Frank Robben: “Absoluut niet. eHealh moet complementair zijn met regionale initiatieven. Opnieuw: wij rollen een basisplatform uit waarop andere partijen verder kunnen bouwen. Je moet eHealth zien als een autosnelweg met enkele verkeersregels op technisch vlak, maar het is wel de bedoeling dat er verschillende wagens en trucks over rijden.”
“Je hebt Lisa in Leuven, je hebt het Ziekenhuisoverleg van Bart Sijnave in Gent, er is de Réseau Santé Wallon beneden de taalgrens… terwijl de eindgebruikers eigenlijk niet met verschillende platformen geconfronteerd mogen worden. Er moeten dus afspraken worden gemaakt rond interoperabiliteit met eHealth. It maakt in dat verhaal 20 procent van het probleem uit. 80 procent bestaat erin mensen zo ver te krijgen om met elkaar te willen samenwerken.”
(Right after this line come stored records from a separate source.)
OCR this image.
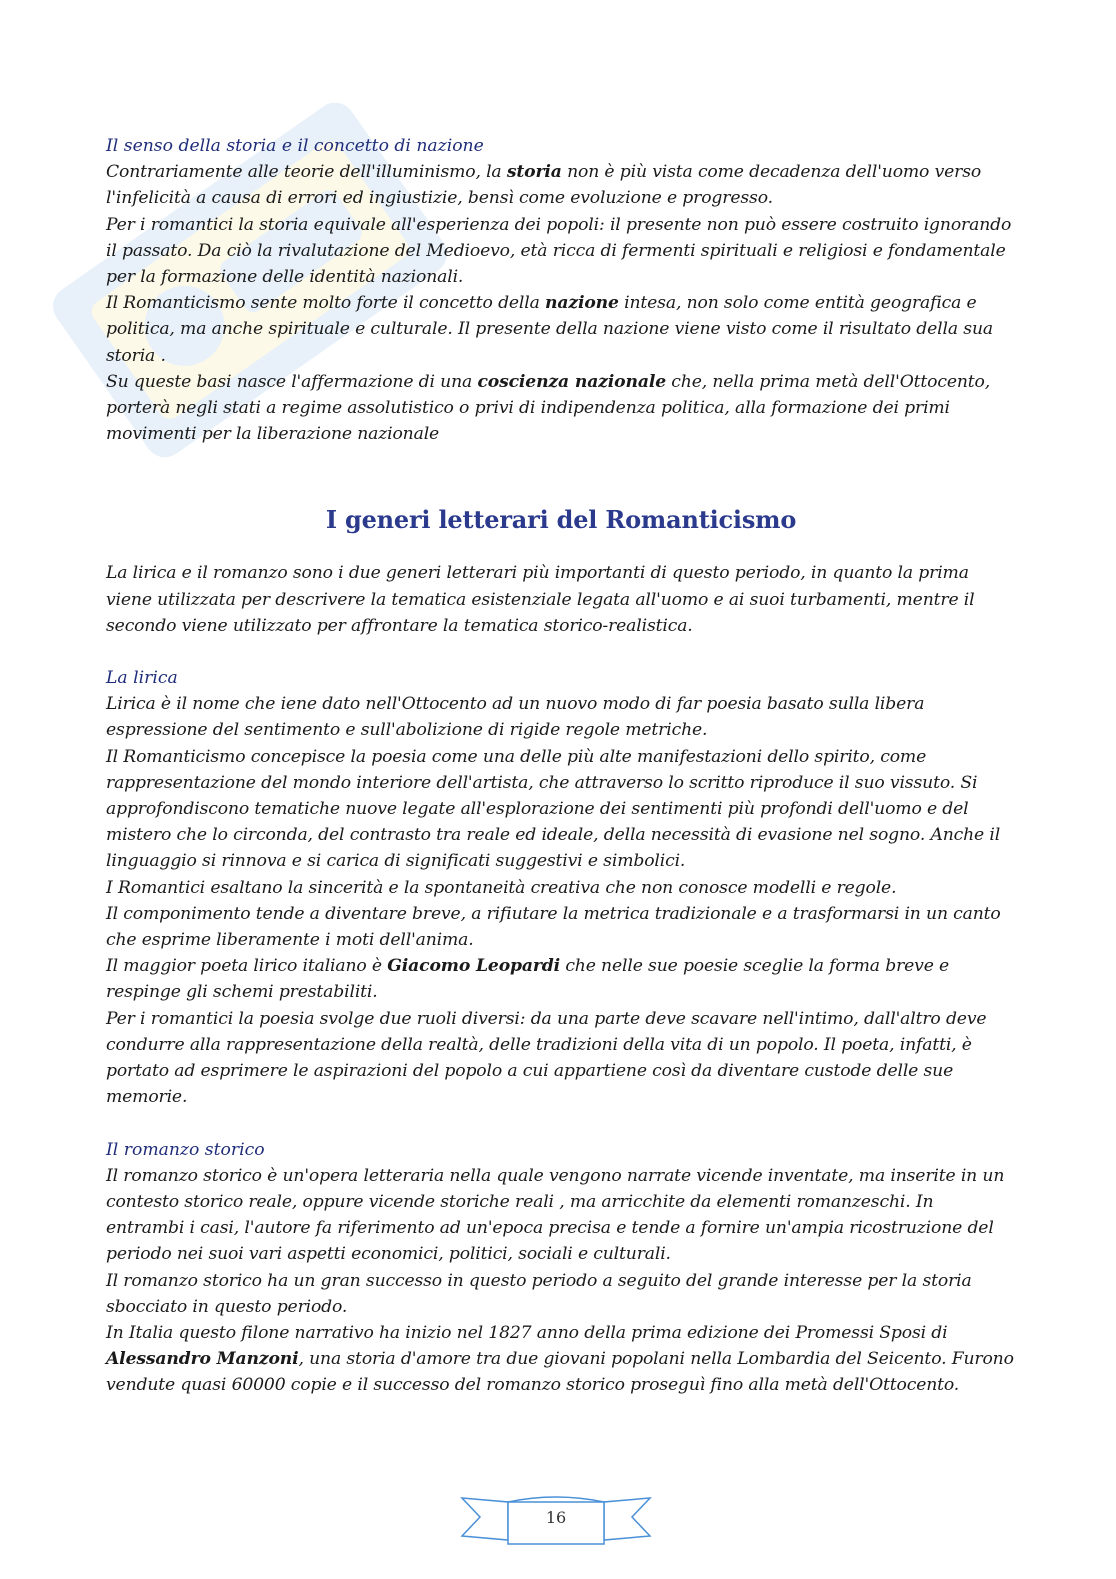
Il senso della storia e il concetto di nazione

Contrariamente alle teorie dell'illuminismo, la storia non è più vista come decadenza dell'uomo verso l'infelicità a causa di errori ed ingiustizie, bensì come evoluzione e progresso.

Per i romantici la storia equivale all'esperienza dei popoli: il presente non può essere costruito ignorando il passato. Da ciò la rivalutazione del Medioevo, età ricca di fermenti spirituali e religiosi e fondamentale per la formazione delle identità nazionali.

Il Romanticismo sente molto forte il concetto della nazione intesa, non solo come entità geografica e politica, ma anche spirituale e culturale. Il presente della nazione viene visto come il risultato della sua storia .

Su queste basi nasce l'affermazione di una coscienza nazionale che, nella prima metà dell'Ottocento, porterà negli stati a regime assolutistico o privi di indipendenza politica, alla formazione dei primi movimenti per la liberazione nazionale

I generi letterari del Romanticismo

La lirica e il romanzo sono i due generi letterari più importanti di questo periodo, in quanto la prima viene utilizzata per descrivere la tematica esistenziale legata all'uomo e ai suoi turbamenti, mentre il secondo viene utilizzato per affrontare la tematica storico-realistica.

La lirica

Lirica è il nome che iene dato nell'Ottocento ad un nuovo modo di far poesia basato sulla libera espressione del sentimento e sull'abolizione di rigide regole metriche.

Il Romanticismo concepisce la poesia come una delle più alte manifestazioni dello spirito, come rappresentazione del mondo interiore dell'artista, che attraverso lo scritto riproduce il suo vissuto. Si approfondiscono tematiche nuove legate all'esplorazione dei sentimenti più profondi dell'uomo e del mistero che lo circonda, del contrasto tra reale ed ideale, della necessità di evasione nel sogno. Anche il linguaggio si rinnova e si carica di significati suggestivi e simbolici.

I Romantici esaltano la sincerità e la spontaneità creativa che non conosce modelli e regole.

Il componimento tende a diventare breve, a rifiutare la metrica tradizionale e a trasformarsi in un canto che esprime liberamente i moti dell'anima.

Il maggior poeta lirico italiano è Giacomo Leopardi che nelle sue poesie sceglie la forma breve e respinge gli schemi prestabiliti.

Per i romantici la poesia svolge due ruoli diversi: da una parte deve scavare nell'intimo, dall'altro deve condurre alla rappresentazione della realtà, delle tradizioni della vita di un popolo. Il poeta, infatti, è portato ad esprimere le aspirazioni del popolo a cui appartiene così da diventare custode delle sue memorie.

Il romanzo storico

Il romanzo storico è un'opera letteraria nella quale vengono narrate vicende inventate, ma inserite in un contesto storico reale, oppure vicende storiche reali , ma arricchite da elementi romanzeschi. In entrambi i casi, l'autore fa riferimento ad un'epoca precisa e tende a fornire un'ampia ricostruzione del periodo nei suoi vari aspetti economici, politici, sociali e culturali.

Il romanzo storico ha un gran successo in questo periodo a seguito del grande interesse per la storia sbocciato in questo periodo.

In Italia questo filone narrativo ha inizio nel 1827 anno della prima edizione dei Promessi Sposi di Alessandro Manzoni, una storia d'amore tra due giovani popolani nella Lombardia del Seicento. Furono vendute quasi 60000 copie e il successo del romanzo storico proseguì fino alla metà dell'Ottocento.

16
“En als er conversies moeten gebeuren, dan zullen die deel uitmaken van eHealth. Ik heb in het verleden maar liefst 3000 instellingen van de sociale zekerheid met elkaar laten samenwerken. Denk je dat die instellingen allemaal met dezelfde infrastructuur werkten? Je hebt mensen die in XML werken, je hebt mensen die met FlatFiles werken, en de Kruispuntbank doet de conversie. Alle spelers zullen opwerpen dat er een standaard moet zijn. Voor die standaard kunnen wij nu zorgen.”